Pmap slow compared to map

I am trying to write a parallel image cross-correlation algorithm and I am not sure why I do not get the performance with pmap as expected.

So basically, I have two images (im1 and im2). I take smaller slices (21x21) of both at the same location and compare them by cross-correlation. For each pair of slices, I am getting a cross-correlation matrix.
This is my code:

# taking both images and a tuple with coordinates where the slices are taken
@everywhere function crossCorr_par(im1::SharedArray{Float64}, 
                                   im2::SharedArray{Float64}, 
                                   t::Tuple{Int64, Int64})
    a, b = t[1], t[2] # the tuple distributed by map, coordinates of the slices in the large images
    s = 20 # the size of the image slices
    image = Array(im1[a:a+s, b:b+s]) # create local (per worker) arrays "template" and "image" (of Array type) as slices from the bigger shared arrays
    template = Array(im2[a:a+s, b:b+s])
    
    # preparing "image" for cross-correlation and creating a local "out" array to write the results of the cross-cor function - cross-cor matrix
    image_pad = padarray(image, Fill(0.0::Float64, (size(template)[1]-1, size(template)[2]-1)))
    image_pad = image_pad[indices(image_pad)[1], indices(image_pad)[2]]::Array{Float64, 2}
    
    outsize=tuple([size(image)...] + [size(template)...] - 1...)
    out = zeros(Float64, outsize)
   
    # the actual calculation happens here
    # all arguments are local to the respective worker
    # slide the template over the image and calculate the cross-cor coefficient for each displacement
    e = CrossCorrelation(out, image_pad, template, outsize);
    return e
end

@everywhere function CrossCorrelation(out::Array{Float64, 2}, image::Array{Float64, 2},
        template::Array{Float64, 2}, outsize::Tuple{Int64, Int64})
    
    @inbounds begin
        for i2=1:outsize[2], i1=1:outsize[1] # looping true the rows of a column first!
            s = 0.0::Float64
            for y=1:size(template)[2], x=1:size(template)[1] # a lot of looping and then accesing individual items from the two arrays
                @fastmath s += template[x, y] * image[i1+x-1, i2+y-1] # actual calculations
            end
            out[i1, i2] += s # writes to local array on the respective worker
        end
    end

    return out
end

n = 100 # the image size
im1 = rand(1.0:2.0, n, n) # this is supposed to be the original image
im2 = copy(im1); # This is the template
im1_shared = SharedArray(im1); # these are for the parallel version
im2_shared = SharedArray(im2);

# A collection of tuples which contain the coordinates of the small slices of the images im1 and im2
iterations = [ (1, 1)   (1, 22)   (1, 43)   (1, 64), 
               (22, 1)  (22, 22)  (22, 43)  (22, 64)
               (43, 1)  (43, 22)  (43, 43)  (43, 64)
               (64, 1)  (64, 22)  (64, 43)  (64, 64)] # this is for the n = 100 image size

@time c = map(x -> crossCorr(im1, im2, x), iterations);
@time c_par = pmap(x -> crossCorr_par(im1_shared, im2_shared, x), iterations);

This is the output with image size n = 100
0.092365 seconds (13.11 k allocations: 5.595 MiB, 4.79% gc time)
0.046134 seconds (19.15 k allocations: 1.699 MiB)
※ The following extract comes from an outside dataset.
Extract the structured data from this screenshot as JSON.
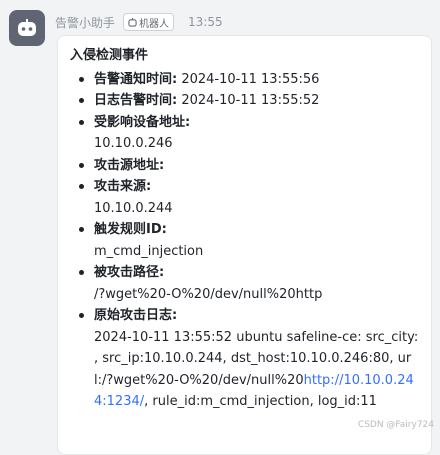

pmap is almost twice as fast as map. Now, if I take a larger image/array (n = 200):
0.374411 seconds (32.14 k allocations: 53.488 MiB, 2.05% gc time)
1.361117 seconds (101.23 k allocations: 12.442 MiB, 0.23% gc time)

or n = 500:
1.030963 seconds (71.29 k allocations: 152.065 MiB, 13.02% gc time)
9.571784 seconds (269.64 k allocations: 34.470 MiB, 0.07% gc time)

Note: The function crossCorr() for the serial version is written for Array types instead of SharedArrays. Everything else is identical.

So, the larger the images, the more time the 4 cores need to process the slices, compared to a single core dealing with all chunks sequentially. Some thoughts to this:

  1. I read about the overhead problem, where, if I get it correctly, the task on each worker has to be fairly large, otherwise the management etc. of the tasks add a lot to time needed for completion. So this might be the problem here, but what is a “large” or comp expensive task where pmap is showing a speedup? The actual calculations in my code are just some sums and multiplications…
  2. The images im1 and im2 are of SharedArray type in the parallel version, so available to all workers and there is no transfer of data across workers, at least not obvious to me. Also, the functions are available everywhere - thanks to @everywhere.
  3. I hope that I have a type stable code. I do change SharedArray slices to Array, but hope that this is not the bottleneck. The crossCorrelation function is compatible with the Array type.
  4. Since Julia is reading arrays column-wise, I am not sure what happens with two dimensional ones. I wrote the code to access one column and then loop over all row entries in it, then proceed to the next column etc.
  5. Each worker is taking slices from the shared arrays and processing them independently. This should be a perfect example of an algorithm that could be executed in parallel, right?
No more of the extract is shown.